Затылок у него крепкий, несокрушимо-уверенный, всегда успокаивающий меня.
– Не твоими боками только.
– Хочь и моими! Андеференто. Катим…
Перед поворотом на Б. – Сашка начинает ёрзать рулем и играть скулами, – скулы у него еще лучше затылка, с глянцем! Едем тише, на перебоях. Машина начинает покашливать. Сашка ругает масло, бензин, магнетто. Зеркало души его – затылок – как будто начинает потеть, бойко играют скулы…
– Да что такое?..
У поворота машина оседает с ворчаньем, Сашка слезает и начинает нырять под кожух. В промежутках я слышу, что в прошлый заезд забыли у казначея запасные части, и надо бы, вообще говоря, ремонт. Он кряхтит под машиной, лёжа на брюхе, стучит ключом и сопит. Я понимаю, что ему хочется в Б., где у него пряничная девчонка.

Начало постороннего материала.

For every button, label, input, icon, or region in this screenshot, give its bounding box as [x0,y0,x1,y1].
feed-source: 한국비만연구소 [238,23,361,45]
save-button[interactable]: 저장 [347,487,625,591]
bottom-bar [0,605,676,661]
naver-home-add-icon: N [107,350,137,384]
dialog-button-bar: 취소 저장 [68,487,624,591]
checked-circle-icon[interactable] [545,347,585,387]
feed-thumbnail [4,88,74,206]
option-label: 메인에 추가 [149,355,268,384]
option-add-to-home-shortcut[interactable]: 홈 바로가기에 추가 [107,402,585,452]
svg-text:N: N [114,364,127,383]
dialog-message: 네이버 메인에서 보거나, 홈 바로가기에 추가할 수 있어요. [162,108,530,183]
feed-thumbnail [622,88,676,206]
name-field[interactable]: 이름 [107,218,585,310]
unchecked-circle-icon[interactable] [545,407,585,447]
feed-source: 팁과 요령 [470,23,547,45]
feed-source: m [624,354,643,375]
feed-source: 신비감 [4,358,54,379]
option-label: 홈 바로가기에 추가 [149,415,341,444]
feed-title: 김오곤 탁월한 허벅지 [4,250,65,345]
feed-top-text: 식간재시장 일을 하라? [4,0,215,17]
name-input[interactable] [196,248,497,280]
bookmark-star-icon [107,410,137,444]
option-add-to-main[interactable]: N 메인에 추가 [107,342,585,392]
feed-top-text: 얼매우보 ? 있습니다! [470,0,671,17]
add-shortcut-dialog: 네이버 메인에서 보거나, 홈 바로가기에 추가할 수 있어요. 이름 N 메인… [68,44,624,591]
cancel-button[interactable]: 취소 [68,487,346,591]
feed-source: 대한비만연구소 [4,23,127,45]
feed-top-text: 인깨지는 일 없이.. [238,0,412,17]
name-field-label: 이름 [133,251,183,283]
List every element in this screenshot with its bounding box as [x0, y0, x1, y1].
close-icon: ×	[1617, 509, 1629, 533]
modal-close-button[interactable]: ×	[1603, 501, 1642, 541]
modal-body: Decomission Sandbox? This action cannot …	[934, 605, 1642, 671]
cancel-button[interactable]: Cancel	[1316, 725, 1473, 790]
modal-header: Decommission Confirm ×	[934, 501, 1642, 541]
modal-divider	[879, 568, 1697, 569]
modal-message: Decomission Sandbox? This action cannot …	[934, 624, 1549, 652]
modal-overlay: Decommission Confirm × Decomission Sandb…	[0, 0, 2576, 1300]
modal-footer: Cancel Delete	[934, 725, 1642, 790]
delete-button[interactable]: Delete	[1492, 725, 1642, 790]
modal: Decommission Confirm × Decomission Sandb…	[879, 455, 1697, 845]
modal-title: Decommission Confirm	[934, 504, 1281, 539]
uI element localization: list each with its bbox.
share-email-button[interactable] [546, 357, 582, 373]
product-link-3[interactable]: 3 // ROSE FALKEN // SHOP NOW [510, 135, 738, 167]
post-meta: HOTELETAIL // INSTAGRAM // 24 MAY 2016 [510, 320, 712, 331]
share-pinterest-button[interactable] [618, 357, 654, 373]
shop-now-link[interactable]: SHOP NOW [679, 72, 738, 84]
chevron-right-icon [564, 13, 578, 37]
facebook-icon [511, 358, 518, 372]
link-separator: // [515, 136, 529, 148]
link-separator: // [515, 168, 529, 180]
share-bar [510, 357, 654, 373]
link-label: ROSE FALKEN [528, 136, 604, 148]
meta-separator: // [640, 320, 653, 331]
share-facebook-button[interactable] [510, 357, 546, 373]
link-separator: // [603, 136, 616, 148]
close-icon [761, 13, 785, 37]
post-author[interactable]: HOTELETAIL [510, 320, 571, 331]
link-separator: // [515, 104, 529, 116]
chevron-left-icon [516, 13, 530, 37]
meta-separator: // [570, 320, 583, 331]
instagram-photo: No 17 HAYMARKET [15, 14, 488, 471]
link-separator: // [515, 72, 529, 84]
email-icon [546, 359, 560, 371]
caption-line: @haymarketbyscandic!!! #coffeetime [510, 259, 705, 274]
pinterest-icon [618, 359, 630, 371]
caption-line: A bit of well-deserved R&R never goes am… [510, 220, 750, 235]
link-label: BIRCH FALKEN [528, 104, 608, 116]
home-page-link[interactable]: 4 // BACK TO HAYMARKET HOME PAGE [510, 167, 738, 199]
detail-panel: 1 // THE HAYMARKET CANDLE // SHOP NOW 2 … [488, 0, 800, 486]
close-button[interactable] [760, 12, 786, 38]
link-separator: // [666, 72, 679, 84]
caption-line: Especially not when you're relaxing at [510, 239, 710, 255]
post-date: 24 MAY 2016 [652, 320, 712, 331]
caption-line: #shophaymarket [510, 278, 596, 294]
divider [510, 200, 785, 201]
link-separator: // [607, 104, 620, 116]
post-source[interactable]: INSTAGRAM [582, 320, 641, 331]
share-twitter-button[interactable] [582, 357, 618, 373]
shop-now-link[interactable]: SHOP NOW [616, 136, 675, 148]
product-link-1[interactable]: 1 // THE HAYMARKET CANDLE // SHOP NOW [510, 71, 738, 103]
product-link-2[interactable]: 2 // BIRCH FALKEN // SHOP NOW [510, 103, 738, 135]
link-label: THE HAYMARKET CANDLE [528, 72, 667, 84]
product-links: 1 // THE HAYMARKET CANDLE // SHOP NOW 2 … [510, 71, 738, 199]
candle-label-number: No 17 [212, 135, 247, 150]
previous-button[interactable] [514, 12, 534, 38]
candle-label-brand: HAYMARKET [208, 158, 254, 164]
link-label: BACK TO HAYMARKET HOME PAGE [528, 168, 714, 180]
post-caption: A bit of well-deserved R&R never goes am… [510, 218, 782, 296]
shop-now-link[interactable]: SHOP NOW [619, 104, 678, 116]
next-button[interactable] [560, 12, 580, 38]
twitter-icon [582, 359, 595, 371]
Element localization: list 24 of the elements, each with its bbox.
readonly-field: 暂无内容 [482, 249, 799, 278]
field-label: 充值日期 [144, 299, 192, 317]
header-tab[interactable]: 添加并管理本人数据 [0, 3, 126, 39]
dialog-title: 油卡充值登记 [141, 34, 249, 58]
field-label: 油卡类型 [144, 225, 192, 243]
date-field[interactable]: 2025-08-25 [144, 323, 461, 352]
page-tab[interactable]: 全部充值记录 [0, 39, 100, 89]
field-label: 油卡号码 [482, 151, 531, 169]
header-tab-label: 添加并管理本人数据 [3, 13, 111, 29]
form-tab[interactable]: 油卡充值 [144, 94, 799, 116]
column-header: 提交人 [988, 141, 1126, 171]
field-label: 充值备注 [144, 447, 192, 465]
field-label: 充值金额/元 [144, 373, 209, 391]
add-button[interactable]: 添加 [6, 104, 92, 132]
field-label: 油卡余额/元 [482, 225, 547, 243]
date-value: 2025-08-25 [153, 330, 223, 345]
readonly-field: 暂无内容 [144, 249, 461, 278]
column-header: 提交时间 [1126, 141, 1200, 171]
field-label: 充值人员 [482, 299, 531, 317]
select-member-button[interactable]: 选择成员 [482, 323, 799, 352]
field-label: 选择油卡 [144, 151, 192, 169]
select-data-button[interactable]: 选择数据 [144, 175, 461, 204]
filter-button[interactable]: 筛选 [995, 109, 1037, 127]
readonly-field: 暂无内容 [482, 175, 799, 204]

До Б. – верст тридцать, в сторону от большого тракта.
Манит и меня в Б., прохладный покой холостяка-приятеля, лет на двадцать старше меня: отоспаться на турецком диване, под «Пашой с кальяном», есть литовскую ветчину, пончики и хрусткий «хворост»; хочется золотистой старки из подвалов «самого Понятовского», ласкать пальцами пузатые потные кувшинчики со столетним медом, с бальзамами, с вытяжками, со знаменитым «детским дыханьем», от которого грезы наваливаются туманом, – и открывается мир нездешний. Старикан – казначей обязательно заколет тельца, а котлеты прикажет Зоське вымочить в сливках и обвалять в грецком орехе.